Under project guidelines, licensed paramedics who have taken a college-level community paramedicine course can assist primary care providers. Enabled or enhanced pilot projects are more narrowly scoped to allow EMTs and paramedics to work under a physician’s supervision on specific community projects. Rural communities define the projects. For those projects to be approved, “they must demonstrate integration with community health teams,” McGinnis said.

Maine has long integrated fire and EMS services in rural communities, McGinnis said. EMT-certified firefighters respond to all EMS calls and can provide care such as resuscitation, defibrillation, bleeding control and patient stabilization. Because rural ambulance services may be located in towns 15 to 20 minutes away, the firefighters are often first to arrive at an EMS call.

More progress needed with rural EMS integration

While progress has been made towards integrating rural EMS, the industry still has a long way to go to achieve recommendations made in the 2006 Institute of Medicine* report, The Future of Emergency Care. The report proposed that future EMS efforts focus on emergency health care delivery in a manner that is regionalized, coordinated and accountable, and that those efforts involve EMS working with multiple systems in all arenas, as well as at local, state and federal levels to “enable continuous communication and enhance the benefits of overall system integration, including better and safer patient care.”

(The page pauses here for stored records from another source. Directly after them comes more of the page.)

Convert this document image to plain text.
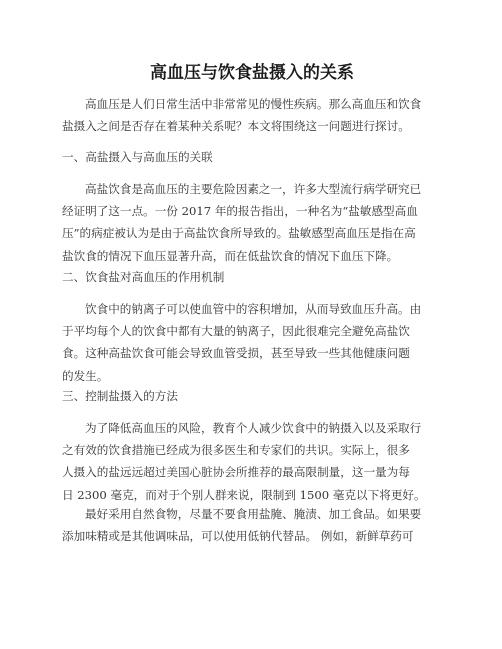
高血压与饮食盐摄入的关系

高血压是人们日常生活中非常常见的慢性疾病。那么高血压和饮食
盐摄入之间是否存在着某种关系呢？本文将围绕这一问题进行探讨。

一、高盐摄入与高血压的关联

高盐饮食是高血压的主要危险因素之一，许多大型流行病学研究已
经证明了这一点。一份 2017 年的报告指出，一种名为“盐敏感型高血
压”的病症被认为是由于高盐饮食所导致的。盐敏感型高血压是指在高
盐饮食的情况下血压显著升高，而在低盐饮食的情况下血压下降。

二、饮食盐对高血压的作用机制

饮食中的钠离子可以使血管中的容积增加，从而导致血压升高。由
于平均每个人的饮食中都有大量的钠离子，因此很难完全避免高盐饮
食。这种高盐饮食可能会导致血管受损，甚至导致一些其他健康问题
的发生。

三、控制盐摄入的方法

为了降低高血压的风险，教育个人减少饮食中的钠摄入以及采取行
之有效的饮食措施已经成为很多医生和专家们的共识。实际上，很多
人摄入的盐远远超过美国心脏协会所推荐的最高限制量，这一量为每
日 2300 毫克，而对于个别人群来说，限制到 1500 毫克以下将更好。

最好采用自然食物，尽量不要食用盐腌、腌渍、加工食品。如果要
添加味精或是其他调味品，可以使用低钠代替品。 例如，新鲜草药可
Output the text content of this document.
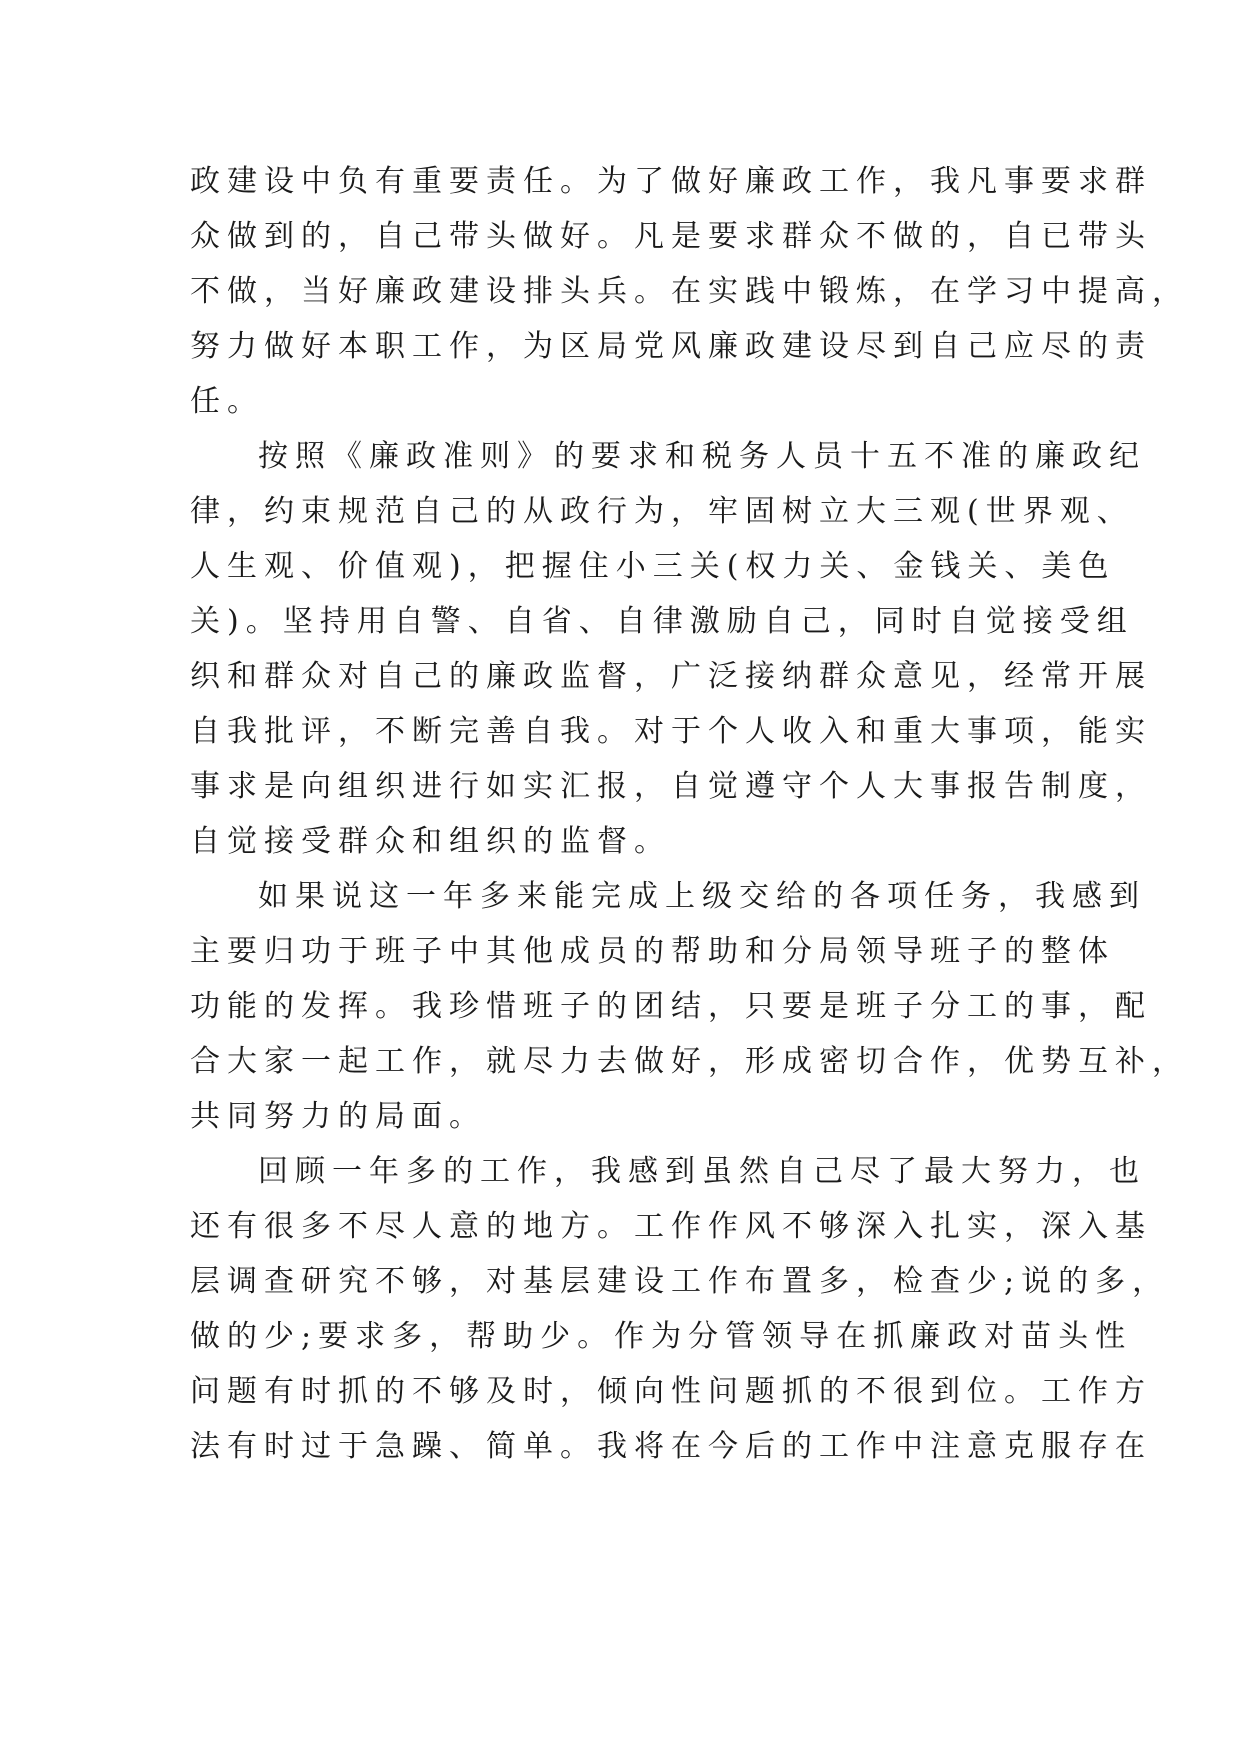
政建设中负有重要责任。为了做好廉政工作，我凡事要求群
众做到的，自己带头做好。凡是要求群众不做的，自已带头
不做，当好廉政建设排头兵。在实践中锻炼，在学习中提高，
努力做好本职工作，为区局党风廉政建设尽到自己应尽的责
任。
按照《廉政准则》的要求和税务人员十五不准的廉政纪
律，约束规范自己的从政行为，牢固树立大三观(世界观、
人生观、价值观)，把握住小三关(权力关、金钱关、美色
关)。坚持用自警、自省、自律激励自己，同时自觉接受组
织和群众对自己的廉政监督，广泛接纳群众意见，经常开展
自我批评，不断完善自我。对于个人收入和重大事项，能实
事求是向组织进行如实汇报，自觉遵守个人大事报告制度，
自觉接受群众和组织的监督。
如果说这一年多来能完成上级交给的各项任务，我感到
主要归功于班子中其他成员的帮助和分局领导班子的整体
功能的发挥。我珍惜班子的团结，只要是班子分工的事，配
合大家一起工作，就尽力去做好，形成密切合作，优势互补，
共同努力的局面。
回顾一年多的工作，我感到虽然自己尽了最大努力，也
还有很多不尽人意的地方。工作作风不够深入扎实，深入基
层调查研究不够，对基层建设工作布置多，检查少;说的多，
做的少;要求多，帮助少。作为分管领导在抓廉政对苗头性
问题有时抓的不够及时，倾向性问题抓的不很到位。工作方
法有时过于急躁、简单。我将在今后的工作中注意克服存在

Failure to integrate EMS into local systems of care and into regional and national networks is likely to result in ongoing deterioration that further limits availability and access to advanced EMS care in rural and frontier areas, Sanddal asserted. But integration is only one component in the future viability of rural EMS. “We also need to figure out a way to pay for EMS and support it long term,” Sanddal added. “Who is going to take on the planning responsibility for this critical part of our health care system?”

Unfortunately, there doesn’t appear to be an answer to that question. What rural patients can expect in terms of pre-hospital care still depends greatly on where they live.

*In March 2016, the Institute of Medicine changed its name to be the Health and Medicine Division (HMD), National Academies of Sciences, Engineering, and Medicine.